Antes de falar sobre ‘Harakiri’, vale dizer duas ou três coisas sobre Kobayashi. Já que o ciclo no CCSP fornece um pequeno panmorama do cinem,a japonês de estúdio, é bom lembrar que ele começou na Sochiku, como assistente de Keinosuke Kinoshita, a quem emulou em seus primeiros filmes. Alguma coisa se passa em 1956, com ‘Anata Kaimasu’ (Te Comprarei), sobre a mercantilização e corrupção do beisebol proffisional no Japão. No ano seguinte, ‘Kuroi Kawa’ (Rio Negro), examina a corrupção e a violência (gangsterismo, prostituição etc) que floresceram à sombra das bases norte-americanas no país. Kobayashi se firma como o mais dialético dos grandes diretores japoneses. Os temas que o atraem são políticos e sociais. No fim dos anos 1950, ele inicia sua monumental adaptação de um romance de Jumpei Gomikawa, que resulta num projeto de quase dez anos, a trilogia ‘Guerra e Humanidade’. Os filmes são lançados isoladamente – ‘Não Há Maior Amor’, ‘O Camionho da Eternidade’, ‘A Prece de Um Soldado’, que contam as experiências de um homem durante a Guerra da Manchúria. Kagi, o protagonista, interpretado por Tatsuya Nakadai, é um idealista e, por meio dele, Kobayashi documenta asa transformações ocorridas no Japão – o fim do feudalismo, o militarismo, a guerra. Kagi atravessa os três filmes como representação do homem colhido nas engrenagens da luta de classes. Como autor de ‘esquerda’, Kobayashi talvez não tenha paralelo no cinema japonês da época. Ele faz lembrar Visconti. ‘Harakiri’ é o primeiro de dois filmes que ele dedicou ao universo dos samurais. Entre ambos, situa-se ‘Kwaidan’ (As Quatro Faces do Medo), um clássico fantástico que faz extraordinário uso da cor. ‘Harakiri’ e ‘Rebelião’, pelo contrário, fazem rigoroso uso do preto e branco.

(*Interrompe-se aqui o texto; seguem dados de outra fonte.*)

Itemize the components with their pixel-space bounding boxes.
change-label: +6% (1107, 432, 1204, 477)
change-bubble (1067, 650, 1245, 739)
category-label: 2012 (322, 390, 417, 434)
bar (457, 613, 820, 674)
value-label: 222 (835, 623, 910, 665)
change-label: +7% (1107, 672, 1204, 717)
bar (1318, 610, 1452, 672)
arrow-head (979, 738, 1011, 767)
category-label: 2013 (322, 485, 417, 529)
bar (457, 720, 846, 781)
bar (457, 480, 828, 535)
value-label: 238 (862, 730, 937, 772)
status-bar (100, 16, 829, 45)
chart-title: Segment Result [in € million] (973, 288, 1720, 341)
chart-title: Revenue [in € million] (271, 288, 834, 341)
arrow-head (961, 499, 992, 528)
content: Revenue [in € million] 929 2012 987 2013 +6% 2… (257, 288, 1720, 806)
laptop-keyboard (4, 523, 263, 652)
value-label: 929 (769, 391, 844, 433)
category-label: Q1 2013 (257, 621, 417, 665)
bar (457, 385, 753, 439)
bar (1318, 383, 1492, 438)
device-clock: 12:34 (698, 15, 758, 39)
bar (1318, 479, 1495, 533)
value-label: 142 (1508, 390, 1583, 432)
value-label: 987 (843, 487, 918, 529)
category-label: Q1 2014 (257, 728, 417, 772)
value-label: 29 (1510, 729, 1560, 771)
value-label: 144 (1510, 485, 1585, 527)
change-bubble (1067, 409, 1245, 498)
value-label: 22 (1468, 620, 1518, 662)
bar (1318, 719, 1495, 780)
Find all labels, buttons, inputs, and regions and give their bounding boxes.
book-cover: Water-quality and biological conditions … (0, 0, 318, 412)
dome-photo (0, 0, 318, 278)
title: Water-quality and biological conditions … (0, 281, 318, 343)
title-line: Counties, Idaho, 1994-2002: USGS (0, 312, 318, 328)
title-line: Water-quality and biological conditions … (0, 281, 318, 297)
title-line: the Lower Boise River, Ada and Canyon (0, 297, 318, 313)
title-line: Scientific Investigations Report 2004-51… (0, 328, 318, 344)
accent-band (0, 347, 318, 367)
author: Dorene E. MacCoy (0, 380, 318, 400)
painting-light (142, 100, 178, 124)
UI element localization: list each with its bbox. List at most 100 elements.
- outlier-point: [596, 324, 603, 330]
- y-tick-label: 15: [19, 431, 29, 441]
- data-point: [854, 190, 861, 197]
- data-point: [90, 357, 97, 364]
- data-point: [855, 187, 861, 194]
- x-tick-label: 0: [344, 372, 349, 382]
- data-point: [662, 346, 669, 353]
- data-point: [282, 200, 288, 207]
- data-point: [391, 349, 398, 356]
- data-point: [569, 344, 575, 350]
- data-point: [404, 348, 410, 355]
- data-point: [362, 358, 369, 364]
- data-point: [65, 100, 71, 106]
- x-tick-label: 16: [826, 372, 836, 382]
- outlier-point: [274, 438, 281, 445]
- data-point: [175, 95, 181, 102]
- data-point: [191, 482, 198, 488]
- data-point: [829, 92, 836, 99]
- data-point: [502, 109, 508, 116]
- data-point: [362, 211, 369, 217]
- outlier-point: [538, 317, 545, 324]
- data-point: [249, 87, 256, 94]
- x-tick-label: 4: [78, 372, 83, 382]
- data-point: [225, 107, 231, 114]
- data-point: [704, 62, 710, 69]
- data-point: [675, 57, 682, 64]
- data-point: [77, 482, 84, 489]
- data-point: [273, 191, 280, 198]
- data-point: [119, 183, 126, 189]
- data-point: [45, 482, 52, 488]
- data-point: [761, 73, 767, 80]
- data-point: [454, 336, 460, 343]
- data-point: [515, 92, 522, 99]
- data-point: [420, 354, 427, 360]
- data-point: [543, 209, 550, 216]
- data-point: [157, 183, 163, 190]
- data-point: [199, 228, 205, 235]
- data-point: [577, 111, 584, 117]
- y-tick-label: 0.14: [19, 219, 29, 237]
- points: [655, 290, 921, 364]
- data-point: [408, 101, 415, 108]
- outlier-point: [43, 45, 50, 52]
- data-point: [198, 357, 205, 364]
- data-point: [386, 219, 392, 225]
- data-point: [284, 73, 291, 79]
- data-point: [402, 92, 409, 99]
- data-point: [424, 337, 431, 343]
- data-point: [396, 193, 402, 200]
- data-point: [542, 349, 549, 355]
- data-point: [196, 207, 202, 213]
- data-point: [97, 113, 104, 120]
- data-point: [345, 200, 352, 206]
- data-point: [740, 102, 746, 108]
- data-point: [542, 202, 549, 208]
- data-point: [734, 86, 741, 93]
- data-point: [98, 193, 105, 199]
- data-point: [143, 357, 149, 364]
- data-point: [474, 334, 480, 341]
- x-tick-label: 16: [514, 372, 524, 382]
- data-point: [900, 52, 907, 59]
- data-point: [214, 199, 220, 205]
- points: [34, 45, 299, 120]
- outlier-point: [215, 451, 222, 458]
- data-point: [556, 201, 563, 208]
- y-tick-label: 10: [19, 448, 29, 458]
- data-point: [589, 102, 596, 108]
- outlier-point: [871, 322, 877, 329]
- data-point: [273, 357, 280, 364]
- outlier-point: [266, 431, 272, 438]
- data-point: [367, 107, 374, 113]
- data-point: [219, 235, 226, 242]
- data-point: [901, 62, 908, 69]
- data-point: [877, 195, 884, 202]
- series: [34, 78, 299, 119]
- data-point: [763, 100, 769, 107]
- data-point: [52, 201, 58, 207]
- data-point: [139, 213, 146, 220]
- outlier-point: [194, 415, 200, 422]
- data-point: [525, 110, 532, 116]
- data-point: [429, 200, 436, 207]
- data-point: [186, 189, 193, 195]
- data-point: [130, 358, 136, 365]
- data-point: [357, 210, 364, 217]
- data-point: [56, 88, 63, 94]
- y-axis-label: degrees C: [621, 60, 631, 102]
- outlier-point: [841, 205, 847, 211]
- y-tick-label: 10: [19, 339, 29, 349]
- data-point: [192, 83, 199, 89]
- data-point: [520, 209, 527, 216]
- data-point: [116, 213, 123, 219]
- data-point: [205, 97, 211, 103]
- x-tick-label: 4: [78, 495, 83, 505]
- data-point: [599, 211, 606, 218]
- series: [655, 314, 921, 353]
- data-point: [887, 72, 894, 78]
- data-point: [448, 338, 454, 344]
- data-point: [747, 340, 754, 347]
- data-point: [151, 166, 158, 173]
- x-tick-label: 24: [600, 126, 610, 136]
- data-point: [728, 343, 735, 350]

“Harakiri’ passa-sae na era Tokugawa, quando se consolida o poder central, o xogunato. Para que isso ocorra, o poder dos clãs tem de ser delimitado. A queda dos senhores senhores feudais marca o início do fim dos samurais, que constituíam exércitos privados, como guardas de corpos dos suseranos. ‘Harakiri’ é narrado como um grande flash-back. Um samurai desempregado pede licença a um senhor feudal para cometer o suicídio ritual no páteo de seu castelo. O senhor, compadecido, o emprega. Surge esse outro samurai, um jovem, e o sdenhor agora, para evitar que novos casos se repitam, autoriza o bhara-kiri. O jovem vendeu sua espada. Rasga o próprio ventre com o que lhe sobrou, uma espada de bambu. O suicídio vira um ato de crueldade infinita. Entra em cena Tatsuya Nakadai, para vingar o morto. Ele promove um banho de sangue e Kobayashi transforma seu relato não apenas numa detalhada análise dos códigos de honra e técnicas dos samurais, mas também das maquinações políticas nos bastidores de castelos em que a classe dominante vive o fim de sua época, antes de ser substituída por um novo poder. O mais impressionante é que, no fim, todo o episódio é riscado dos anais, como se não tivesse ocorrido. É um pouco a antecipação de ‘Rebelião’, em que Toshiro Mifune faz o samurai que vai se queixar ao poder central da arbitrariedade de um clã. O suserano ordena seu melhor samurai (Nakadai) que mate Mifune, mas ele vive um conflito interior, pois sabe que a luta do outro é justa e que estará indo contra o código de honra se o liquidar. Nakadai então mostra a Mifune que poderia vencê-lo no sabre, mas recua para que ele o mate e possa ir adiante. Grande Kobayashi. Vejam ‘Harakiri’ hoje e depois me digam se exagero na minha admiração por este gênio que ainda não recebeu toda a consagração que merece.